As matérias selecionadas giram em torno de temas como o bumbum da apresentadora Regina Casé, dicas do super-herói Batman para ser bem-sucedido e os times de futebol dos atores do seriado Chaves. As conversas acabam por desembocar em temas diversos e de suma importância como aparências, vida em sociedade, morte e Steve Jobs. Os debates são testemunhados pelo filho de sete ano do casal, Allyson*. Ele retrata as discussões com desenhos, seguindo as orientações do analista. Mas não vamos nos aprofundar nisso porque temos uma parte inteiramente dedicada ao projeto gráfico do livro aqui.

Voltando a falar do texto (foco no assunto), as discussões do casal usam linguagem atual e coloquial.

Há sempre um bom humor, que em princípio faz rir, mas depois incita o leitor a pensar. “Seu Azul é um olhar sobre o mundo de hoje com o diagnóstico de falência múltipla dos órgãos”, define o autor, Gustavo Piqueira***.

Para contar essa história, o escritor optou por apresentar somente as falas, sem nenhum narrador descrevendo o contexto.
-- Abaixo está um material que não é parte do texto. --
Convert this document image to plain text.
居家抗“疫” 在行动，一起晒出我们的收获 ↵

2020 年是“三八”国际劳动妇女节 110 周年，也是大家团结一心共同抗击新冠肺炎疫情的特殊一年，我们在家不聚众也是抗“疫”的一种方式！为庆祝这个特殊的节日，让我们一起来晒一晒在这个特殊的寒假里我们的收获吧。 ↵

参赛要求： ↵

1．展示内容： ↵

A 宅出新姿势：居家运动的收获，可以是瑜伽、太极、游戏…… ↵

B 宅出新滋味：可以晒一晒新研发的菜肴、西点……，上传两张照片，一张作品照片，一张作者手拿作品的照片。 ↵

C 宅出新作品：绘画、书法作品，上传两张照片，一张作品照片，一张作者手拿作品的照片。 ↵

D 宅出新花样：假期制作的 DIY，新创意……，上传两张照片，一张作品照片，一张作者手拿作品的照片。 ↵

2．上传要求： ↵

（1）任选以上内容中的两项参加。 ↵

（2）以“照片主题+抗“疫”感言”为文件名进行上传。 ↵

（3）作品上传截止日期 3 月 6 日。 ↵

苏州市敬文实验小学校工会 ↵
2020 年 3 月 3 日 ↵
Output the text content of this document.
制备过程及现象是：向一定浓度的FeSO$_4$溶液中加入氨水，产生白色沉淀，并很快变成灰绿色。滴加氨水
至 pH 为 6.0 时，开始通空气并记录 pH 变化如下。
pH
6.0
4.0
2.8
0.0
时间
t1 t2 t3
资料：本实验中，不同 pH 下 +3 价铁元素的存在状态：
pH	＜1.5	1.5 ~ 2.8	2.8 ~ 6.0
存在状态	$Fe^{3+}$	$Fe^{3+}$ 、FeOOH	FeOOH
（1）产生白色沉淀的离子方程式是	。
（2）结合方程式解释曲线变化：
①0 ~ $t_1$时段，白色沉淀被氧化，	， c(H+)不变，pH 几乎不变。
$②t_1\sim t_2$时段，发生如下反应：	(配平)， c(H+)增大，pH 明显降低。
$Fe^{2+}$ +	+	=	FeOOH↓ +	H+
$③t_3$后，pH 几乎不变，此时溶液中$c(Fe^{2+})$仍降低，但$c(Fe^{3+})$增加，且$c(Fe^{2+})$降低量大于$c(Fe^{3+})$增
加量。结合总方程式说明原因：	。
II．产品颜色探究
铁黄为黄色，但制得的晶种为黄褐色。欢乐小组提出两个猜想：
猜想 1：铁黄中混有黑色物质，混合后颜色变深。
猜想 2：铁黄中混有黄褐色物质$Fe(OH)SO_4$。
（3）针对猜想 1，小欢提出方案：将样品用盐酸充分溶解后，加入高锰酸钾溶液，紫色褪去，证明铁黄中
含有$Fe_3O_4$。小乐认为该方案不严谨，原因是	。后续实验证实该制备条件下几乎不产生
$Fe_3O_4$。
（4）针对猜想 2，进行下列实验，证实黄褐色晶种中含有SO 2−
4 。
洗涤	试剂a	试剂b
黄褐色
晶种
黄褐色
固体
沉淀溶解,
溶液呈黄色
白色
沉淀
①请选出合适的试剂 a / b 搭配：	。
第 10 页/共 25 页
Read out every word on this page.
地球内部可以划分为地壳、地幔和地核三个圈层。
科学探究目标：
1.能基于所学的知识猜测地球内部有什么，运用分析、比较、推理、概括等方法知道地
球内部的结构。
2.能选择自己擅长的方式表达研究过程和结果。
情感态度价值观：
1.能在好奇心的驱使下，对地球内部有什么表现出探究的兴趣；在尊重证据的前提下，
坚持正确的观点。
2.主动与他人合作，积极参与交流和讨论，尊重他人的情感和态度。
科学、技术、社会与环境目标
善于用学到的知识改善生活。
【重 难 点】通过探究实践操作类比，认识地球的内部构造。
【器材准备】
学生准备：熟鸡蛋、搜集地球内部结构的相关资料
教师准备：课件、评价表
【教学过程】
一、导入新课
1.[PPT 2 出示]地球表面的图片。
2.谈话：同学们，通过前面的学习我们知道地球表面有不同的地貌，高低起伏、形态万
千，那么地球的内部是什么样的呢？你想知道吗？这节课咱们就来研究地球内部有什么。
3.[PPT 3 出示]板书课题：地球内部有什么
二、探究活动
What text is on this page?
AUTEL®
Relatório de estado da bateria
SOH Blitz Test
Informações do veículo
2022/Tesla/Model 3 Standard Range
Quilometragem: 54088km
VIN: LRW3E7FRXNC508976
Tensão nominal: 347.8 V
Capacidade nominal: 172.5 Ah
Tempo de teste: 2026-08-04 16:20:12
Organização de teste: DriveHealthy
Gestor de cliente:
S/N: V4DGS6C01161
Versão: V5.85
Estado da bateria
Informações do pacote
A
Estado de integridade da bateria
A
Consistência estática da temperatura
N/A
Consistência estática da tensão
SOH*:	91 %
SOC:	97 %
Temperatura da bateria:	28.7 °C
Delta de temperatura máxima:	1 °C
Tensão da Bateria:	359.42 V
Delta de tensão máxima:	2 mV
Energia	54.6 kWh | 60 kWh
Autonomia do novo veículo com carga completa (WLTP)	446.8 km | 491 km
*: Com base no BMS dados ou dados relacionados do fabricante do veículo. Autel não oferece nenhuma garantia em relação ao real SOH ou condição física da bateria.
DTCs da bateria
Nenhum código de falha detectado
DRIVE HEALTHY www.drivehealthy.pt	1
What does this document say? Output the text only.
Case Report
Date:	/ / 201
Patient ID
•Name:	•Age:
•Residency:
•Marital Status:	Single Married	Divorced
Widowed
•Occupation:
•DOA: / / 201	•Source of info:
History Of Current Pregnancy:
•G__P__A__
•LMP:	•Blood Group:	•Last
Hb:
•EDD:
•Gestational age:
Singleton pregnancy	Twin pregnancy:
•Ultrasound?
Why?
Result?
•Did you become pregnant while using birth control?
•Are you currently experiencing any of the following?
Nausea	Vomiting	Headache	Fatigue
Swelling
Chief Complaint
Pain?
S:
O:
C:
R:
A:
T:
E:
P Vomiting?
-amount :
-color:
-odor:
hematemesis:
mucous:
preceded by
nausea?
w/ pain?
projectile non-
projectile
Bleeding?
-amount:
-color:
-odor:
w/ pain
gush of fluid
Cabe ao leitor imaginar tom de voz gestos e outros elementos da cena. Alguns recursos gráficos ajudam nessa jornada. Luiz Fernando, por exemplo, fala sempre com a fonte em negrito. Ele de vez em quando abusa da bebida SUA MARCA**** (e suas falas saem com as letras espremidas), o que irrita Giuliana*. Mas aí já entramos no projeto gráfico. Leia essa parte após entender de maneira plena os asteriscos que pulularam este texto.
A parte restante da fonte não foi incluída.